Dr. Evan Harris (Oxford, West and Abingdon) (LD): It is a pleasure to speak in a debate with you in the Chair, Mr. Bercow. As usual for Westminster Hall debates, I have done my best to inform the Minister of the subject matter that I shall raise. I hope that she has received the information.

I want to draw to the Minister’s attention some case studies from my constituency of people who have had difficulty accessing appropriate national health service treatment; that is, treatment that has been recommended following dental diagnosis and which should, as far as I know, be available on the NHS. Not only that, these individuals have felt under pressure to go private, which raises an ethical question about how appropriate it is to restrict access to NHS treatment and then to follow that up with a tempting offer of potentially more successful or significantly more rapid access to private sector treatment.

I recognise that there is NHS and private provision of dentistry and that, sadly, the private provision is more widespread than the NHS provision. I have never understood why one part of the body should have a health service that is more privatised than that for another part of the body. In fact, it is not just teeth; foot care is increasingly privatised, so there is a foot and mouth issue around the increasing privatisation of services, although historically there has been significant private sector involvement in dentistry.

Today is not the day to go into the detail of what I believe even the Government accept has been a failure to provide as much access to NHS dentistry as they would have liked, as citizens and patients deserve, and as successive Prime Ministers have promised.
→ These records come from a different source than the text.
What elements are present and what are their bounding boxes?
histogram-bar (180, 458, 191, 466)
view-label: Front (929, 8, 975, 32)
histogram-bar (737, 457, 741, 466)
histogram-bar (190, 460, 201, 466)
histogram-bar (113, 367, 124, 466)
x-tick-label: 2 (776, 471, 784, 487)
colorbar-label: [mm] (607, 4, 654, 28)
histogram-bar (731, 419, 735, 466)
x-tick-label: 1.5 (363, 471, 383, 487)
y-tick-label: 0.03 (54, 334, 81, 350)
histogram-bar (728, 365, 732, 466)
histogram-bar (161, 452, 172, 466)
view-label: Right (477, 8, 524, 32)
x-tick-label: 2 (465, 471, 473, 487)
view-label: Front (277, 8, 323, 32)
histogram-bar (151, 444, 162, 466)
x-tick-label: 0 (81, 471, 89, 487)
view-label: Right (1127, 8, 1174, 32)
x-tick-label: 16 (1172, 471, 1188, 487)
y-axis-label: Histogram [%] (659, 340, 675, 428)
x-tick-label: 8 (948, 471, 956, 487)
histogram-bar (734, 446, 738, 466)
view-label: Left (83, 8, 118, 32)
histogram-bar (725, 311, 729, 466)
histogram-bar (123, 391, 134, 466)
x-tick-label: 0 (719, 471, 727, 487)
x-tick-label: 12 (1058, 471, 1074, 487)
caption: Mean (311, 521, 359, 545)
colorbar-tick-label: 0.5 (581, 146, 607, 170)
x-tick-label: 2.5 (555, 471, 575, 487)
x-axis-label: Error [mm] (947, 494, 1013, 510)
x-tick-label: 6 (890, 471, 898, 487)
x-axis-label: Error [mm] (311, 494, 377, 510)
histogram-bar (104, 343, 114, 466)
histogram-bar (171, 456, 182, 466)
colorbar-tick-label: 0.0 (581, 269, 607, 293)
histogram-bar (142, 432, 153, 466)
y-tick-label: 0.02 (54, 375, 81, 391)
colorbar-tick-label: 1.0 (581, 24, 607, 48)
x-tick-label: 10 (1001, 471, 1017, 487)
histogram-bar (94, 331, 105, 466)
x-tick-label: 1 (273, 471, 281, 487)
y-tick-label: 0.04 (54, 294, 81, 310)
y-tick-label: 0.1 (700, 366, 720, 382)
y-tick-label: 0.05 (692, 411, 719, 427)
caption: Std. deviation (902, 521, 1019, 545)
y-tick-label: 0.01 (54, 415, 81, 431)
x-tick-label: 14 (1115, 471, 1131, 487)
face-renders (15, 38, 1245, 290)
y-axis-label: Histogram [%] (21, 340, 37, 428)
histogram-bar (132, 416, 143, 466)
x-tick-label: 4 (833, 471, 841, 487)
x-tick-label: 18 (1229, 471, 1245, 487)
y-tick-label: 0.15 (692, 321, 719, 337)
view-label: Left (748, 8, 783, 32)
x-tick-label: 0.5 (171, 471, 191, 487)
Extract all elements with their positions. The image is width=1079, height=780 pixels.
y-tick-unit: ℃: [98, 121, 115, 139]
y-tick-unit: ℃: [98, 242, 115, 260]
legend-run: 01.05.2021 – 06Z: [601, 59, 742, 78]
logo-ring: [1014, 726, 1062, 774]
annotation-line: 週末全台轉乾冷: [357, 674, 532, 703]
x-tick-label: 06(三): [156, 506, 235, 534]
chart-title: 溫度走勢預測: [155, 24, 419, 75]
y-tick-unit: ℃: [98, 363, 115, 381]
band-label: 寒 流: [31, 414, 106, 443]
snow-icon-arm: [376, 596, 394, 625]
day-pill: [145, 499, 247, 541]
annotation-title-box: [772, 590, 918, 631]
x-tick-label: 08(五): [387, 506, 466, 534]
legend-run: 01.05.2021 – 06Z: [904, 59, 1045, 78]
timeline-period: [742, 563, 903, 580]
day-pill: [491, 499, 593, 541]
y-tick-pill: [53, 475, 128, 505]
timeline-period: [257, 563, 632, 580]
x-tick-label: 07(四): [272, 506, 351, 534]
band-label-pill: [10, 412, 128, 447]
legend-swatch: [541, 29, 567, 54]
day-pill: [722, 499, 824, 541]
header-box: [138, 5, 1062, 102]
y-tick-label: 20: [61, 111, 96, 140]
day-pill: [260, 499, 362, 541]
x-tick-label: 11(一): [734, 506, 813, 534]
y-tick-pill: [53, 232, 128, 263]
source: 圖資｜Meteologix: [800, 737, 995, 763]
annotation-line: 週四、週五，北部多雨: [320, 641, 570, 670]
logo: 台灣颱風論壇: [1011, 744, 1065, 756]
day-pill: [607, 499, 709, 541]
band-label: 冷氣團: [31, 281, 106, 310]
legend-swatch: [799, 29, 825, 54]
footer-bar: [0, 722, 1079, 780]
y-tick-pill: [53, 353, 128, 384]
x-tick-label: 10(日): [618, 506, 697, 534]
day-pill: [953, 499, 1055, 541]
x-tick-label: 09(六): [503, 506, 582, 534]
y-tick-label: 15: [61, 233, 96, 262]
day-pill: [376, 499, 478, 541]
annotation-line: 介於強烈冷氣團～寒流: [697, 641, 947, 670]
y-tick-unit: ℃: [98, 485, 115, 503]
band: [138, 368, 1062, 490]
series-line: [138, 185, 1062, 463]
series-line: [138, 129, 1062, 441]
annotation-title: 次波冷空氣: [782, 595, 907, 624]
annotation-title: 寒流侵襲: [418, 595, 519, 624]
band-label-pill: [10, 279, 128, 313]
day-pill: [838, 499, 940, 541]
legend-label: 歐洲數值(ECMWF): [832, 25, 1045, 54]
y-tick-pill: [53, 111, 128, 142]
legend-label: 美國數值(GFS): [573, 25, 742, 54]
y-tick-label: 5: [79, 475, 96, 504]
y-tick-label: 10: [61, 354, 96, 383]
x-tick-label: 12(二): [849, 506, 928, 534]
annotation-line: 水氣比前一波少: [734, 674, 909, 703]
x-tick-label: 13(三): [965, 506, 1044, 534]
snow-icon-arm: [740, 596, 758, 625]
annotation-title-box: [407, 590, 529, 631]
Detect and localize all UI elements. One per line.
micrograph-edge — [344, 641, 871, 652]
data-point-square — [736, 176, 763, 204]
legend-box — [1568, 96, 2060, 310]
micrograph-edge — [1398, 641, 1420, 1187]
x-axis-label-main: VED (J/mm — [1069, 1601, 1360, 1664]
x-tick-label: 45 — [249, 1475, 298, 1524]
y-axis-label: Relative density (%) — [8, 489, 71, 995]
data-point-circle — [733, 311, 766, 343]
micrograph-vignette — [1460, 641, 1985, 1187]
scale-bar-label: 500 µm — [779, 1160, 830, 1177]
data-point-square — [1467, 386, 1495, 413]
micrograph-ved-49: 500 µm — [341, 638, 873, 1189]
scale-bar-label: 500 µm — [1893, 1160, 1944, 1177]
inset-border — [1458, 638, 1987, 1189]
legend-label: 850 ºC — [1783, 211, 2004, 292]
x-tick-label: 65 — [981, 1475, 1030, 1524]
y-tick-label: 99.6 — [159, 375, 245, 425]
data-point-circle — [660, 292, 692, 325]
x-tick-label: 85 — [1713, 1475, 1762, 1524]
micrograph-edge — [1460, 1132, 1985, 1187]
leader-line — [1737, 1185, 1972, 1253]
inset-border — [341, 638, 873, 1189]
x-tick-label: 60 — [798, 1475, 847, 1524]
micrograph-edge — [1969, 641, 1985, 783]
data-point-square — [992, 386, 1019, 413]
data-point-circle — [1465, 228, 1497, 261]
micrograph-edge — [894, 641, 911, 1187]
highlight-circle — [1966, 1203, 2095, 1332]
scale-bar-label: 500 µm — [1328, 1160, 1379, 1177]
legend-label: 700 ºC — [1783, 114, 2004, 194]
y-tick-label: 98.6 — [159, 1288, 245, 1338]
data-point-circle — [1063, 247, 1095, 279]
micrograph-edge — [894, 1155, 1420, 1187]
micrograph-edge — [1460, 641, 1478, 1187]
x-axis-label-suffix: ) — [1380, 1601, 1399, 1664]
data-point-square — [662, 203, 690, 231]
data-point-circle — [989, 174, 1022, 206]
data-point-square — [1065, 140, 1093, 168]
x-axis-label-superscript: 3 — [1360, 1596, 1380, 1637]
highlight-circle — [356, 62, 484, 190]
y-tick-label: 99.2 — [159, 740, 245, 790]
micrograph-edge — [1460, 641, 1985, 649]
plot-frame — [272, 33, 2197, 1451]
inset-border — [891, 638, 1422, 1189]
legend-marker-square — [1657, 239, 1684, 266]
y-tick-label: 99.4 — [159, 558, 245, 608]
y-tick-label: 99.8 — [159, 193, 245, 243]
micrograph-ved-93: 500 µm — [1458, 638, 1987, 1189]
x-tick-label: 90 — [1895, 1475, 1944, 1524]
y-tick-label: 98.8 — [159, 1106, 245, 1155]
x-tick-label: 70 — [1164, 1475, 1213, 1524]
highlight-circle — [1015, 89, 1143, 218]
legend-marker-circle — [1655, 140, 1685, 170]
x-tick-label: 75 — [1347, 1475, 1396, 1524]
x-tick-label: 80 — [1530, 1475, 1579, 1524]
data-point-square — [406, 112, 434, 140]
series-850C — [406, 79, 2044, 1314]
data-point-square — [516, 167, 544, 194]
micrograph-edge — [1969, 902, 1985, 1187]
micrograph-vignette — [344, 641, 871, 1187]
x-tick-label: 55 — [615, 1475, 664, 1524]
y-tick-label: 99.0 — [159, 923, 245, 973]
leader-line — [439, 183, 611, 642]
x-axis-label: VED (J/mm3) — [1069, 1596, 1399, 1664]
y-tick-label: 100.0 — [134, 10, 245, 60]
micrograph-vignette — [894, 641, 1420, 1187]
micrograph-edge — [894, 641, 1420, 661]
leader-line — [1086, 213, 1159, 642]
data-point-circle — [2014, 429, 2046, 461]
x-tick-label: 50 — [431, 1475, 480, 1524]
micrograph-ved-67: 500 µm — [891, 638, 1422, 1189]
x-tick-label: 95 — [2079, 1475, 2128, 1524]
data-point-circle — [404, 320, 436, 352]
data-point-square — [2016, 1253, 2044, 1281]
The Government will recognise that they are behind on their targets and that there are still problems.

It is also not the day to go into the detail of the problems of dentistry from the dentists’ point of view. They feel that the way in which the dental contract is organised means that they are constrained in what they can offer on the NHS if they are to make a living, run their business effectively and provide the quality of care that they want to provide. Dentists often say that it is because they cannot provide an adequate quality of care on the NHS that they leave the NHS to go private. It is not simply to increase their income but because they feel uncomfortable about the amount of care that they can give. There may be something in that; if so, it is an indictment of the contractual arrangements that the Government have set up if people get the right payment for NHS work but feel that they are not giving appropriate treatment.

I wanted to flag up those matters at the beginning but, as I said, now is not the appropriate time to go into detail about them. I also flag up the fact that there are still enormous inequalities up and down the country in dental health, particularly in respect of fluoridation policy, which is uneven. And, of course, there are other health inequalities.